01話:空に浮かぶ月
新連載スタートです!
俺は勇者だった。
異世界に召喚され魔王討伐の旅に出て、それで悪しき魔王を倒す。まるで夢のような冒険譚。人々を守り、救う、希望。それが俺だった。そのはずだった。
物語に出てくる勇者は、仲間と信頼を築き上げ、四天王を討伐し、魔王をも打ち倒し、世界を救う。

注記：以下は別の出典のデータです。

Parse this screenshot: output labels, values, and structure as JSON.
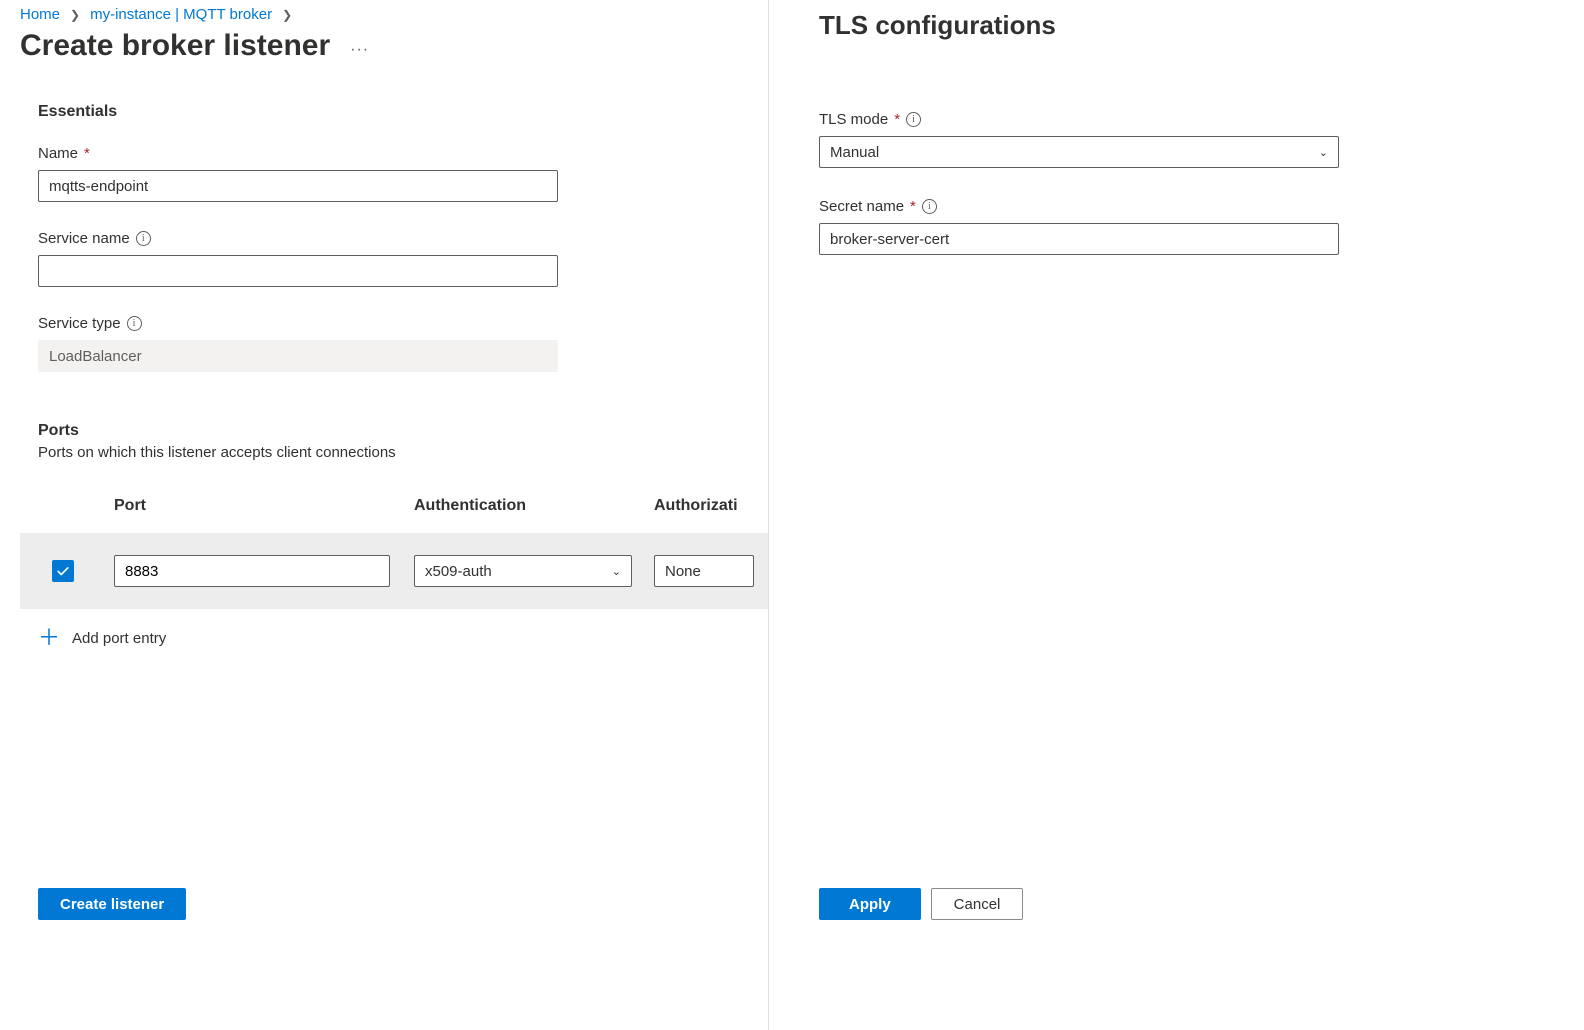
{
  "breadcrumb": {
    "home": "Home",
    "instance": "my-instance | MQTT broker"
  },
  "page": {
    "title": "Create broker listener",
    "essentials_heading": "Essentials",
    "name_label": "Name",
    "name_value": "mqtts-endpoint",
    "service_name_label": "Service name",
    "service_name_value": "",
    "service_type_label": "Service type",
    "service_type_value": "LoadBalancer"
  },
  "ports": {
    "heading": "Ports",
    "subtext": "Ports on which this listener accepts client connections",
    "col_port": "Port",
    "col_auth": "Authentication",
    "col_az": "Authorizati",
    "row": {
      "port": "8883",
      "auth": "x509-auth",
      "authorization": "None"
    },
    "add_entry": "Add port entry"
  },
  "footer": {
    "create": "Create listener"
  },
  "side": {
    "title": "TLS configurations",
    "tls_mode_label": "TLS mode",
    "tls_mode_value": "Manual",
    "secret_name_label": "Secret name",
    "secret_name_value": "broker-server-cert",
    "apply": "Apply",
    "cancel": "Cancel"
  }
}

俺も同じようにした。ついに魔王を討伐し、世界を救った。
でも、俺は物語の主人公じゃない。『魔王を倒しました。めでたし、めでたし』で人生が終わるわけではなかった。
続きがあった。目を覆いたくなるような地獄が、俺を待っていた。
裏切りだ。
「本当に俺のことを殺したくて仕方がないみたいだな」
後ろからは追手が迫ってきている。魔王を倒すことにできる勇者なんて言う存在は王にとって、脅威でしかなく、国民にとっては、人外の化け物でしかなかったらしい。
命を懸けて、守ろうとしたもの。そんなものはもはや幻影でしかなかった。
戦い、傷つき、そして手に入れられたはずのもの。それも結局は幻に過ぎなかった。ともに戦った友を斬り、信頼を築き上げていたはずの仲間も手にかけた。
『なぜ!』と叫んだ!
『殺したくなんてない』と泣いた!
でも殺さなければ、殺された。奪わなければ、奪われた。
結局のところ俺は、彼らにとって勇者という名の『駒』でしかなかったのだと、裏切られてようやく悟った。暗い、とても暗い、月の光だけが頼りな真っ暗な夜に俺は一人森の中を駆け抜ける。着いたのは断崖絶壁、後ろからは追手の声。俺は月を見上げた。
「こんな、こんな地獄が待ってるなら、あんたに殺されたほうがまだ、よかったのかもしれないな。だって、あんたの国は……みんなあんたのことを信じてた」
王への思いを残し、散っていった強敵たちのことを思い出し、彼に俺は少しだけ妬いてしまった。
自分でその全てを奪っておきながら、都合のいいことだと思いながら俺は一歩前に踏み出した。全身を包む浮遊感。
そして、俺は月明かりに照らされながら目を閉じた。流れ出す血とともに意識がゆっくりと消えていくのを感じていた。